Xinjiang Software Park Targets Central Asian Market
Tuesday 6 September 2011
(China Youth Daily) – The Xinjiang Software Park was unveiled for the first time during the first China-Eurasia Expo on Sept. 2. According to the plan, the software park will be developed into a software industrialization base targeting the Central Asian market and will form one of seven major bases of the Urumqi Economic and Technological Development Zone.
The market share of Xinjiang’s software industry across China was less than 0.2% in 2010. Furthermore, there were a total of 107 software enterprises in Xinjiang at the end of 2010 with combined revenue of about 3.5 billion yuan, compared to a total of 3,500 software companies in Guangdong Province with combined revenue of 386 billion yuan.
Bi Zhonghua, an official at the Xinjiang Software Park Management Committee, has found through research that historical reasons have led to the imbalanced industry structure and backward informatization in the five Central Asian countries.
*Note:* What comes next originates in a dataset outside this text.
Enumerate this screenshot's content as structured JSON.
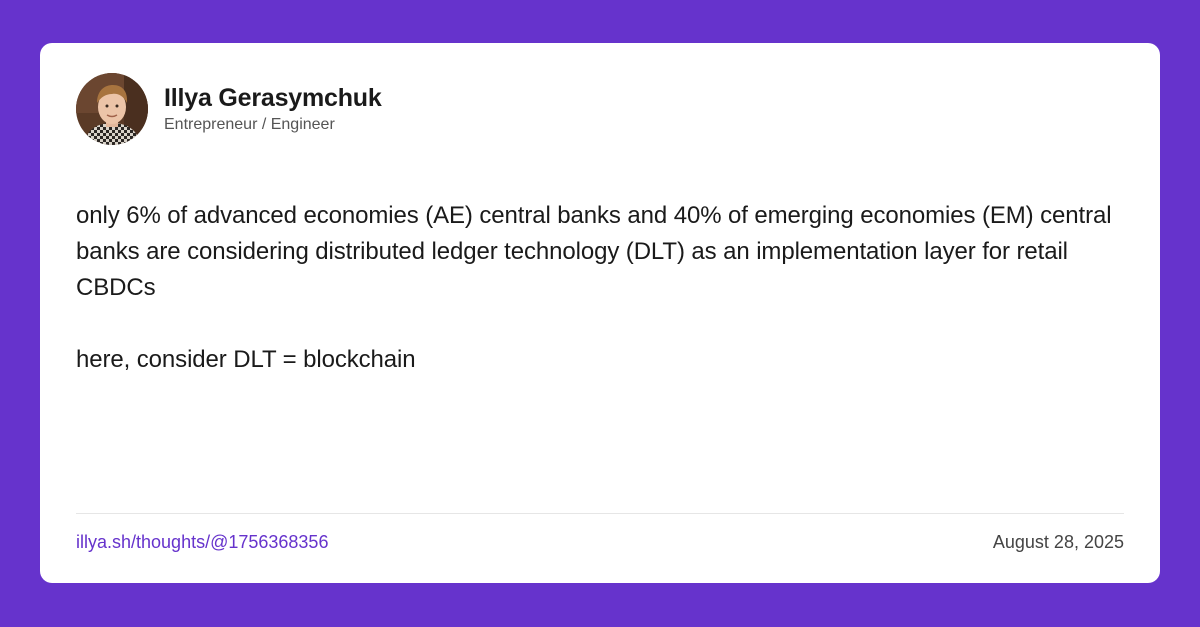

The average per capita computer ownership is low in these countries and only a small portion of people in their major cities has access to the Internet, implying great potential for development.
China’s booming domestic software industry has mainly focused on research and development of software in languages such as English, Japanese and Korean over recent years and is facing relative market saturation, while the market development for the software in languages such as Arabic, Uyghur and Kazakh has lagged far behind that of the popular languages.
The CPC Committee of the Xinjiang Uyghur Autonomous Region decided to build the Xinjiang Software Park due to the region’s geographical advantages and large market potential. China-Eurasia Expo has offered Asian and European businesspeople an opportunity to learn about the software park.
Bi said that the Xinjiang Software Park targets West Asia, Central Asia, South Asia and other markets, and will be a strategic basis for the region’s software and information services industries. The rise of the software industry in Xinjiang will greatly boost the training of technical talent among members of ethnic minorities. The region’s software industry is expected to have a total workforce of 15,000 by 2015.
Many software development companies in Beijing, Guangzhou and other cities have applied for tenancy in the software park since its construction started on June 18.
“There will be about 100 small and medium-sized IT companies and 15 to 20 major software companies in the park by 2013,” Bi said.
In order to attract China and even the world’s top 500 enterprises, the software park will provide separate bases for these important enterprises.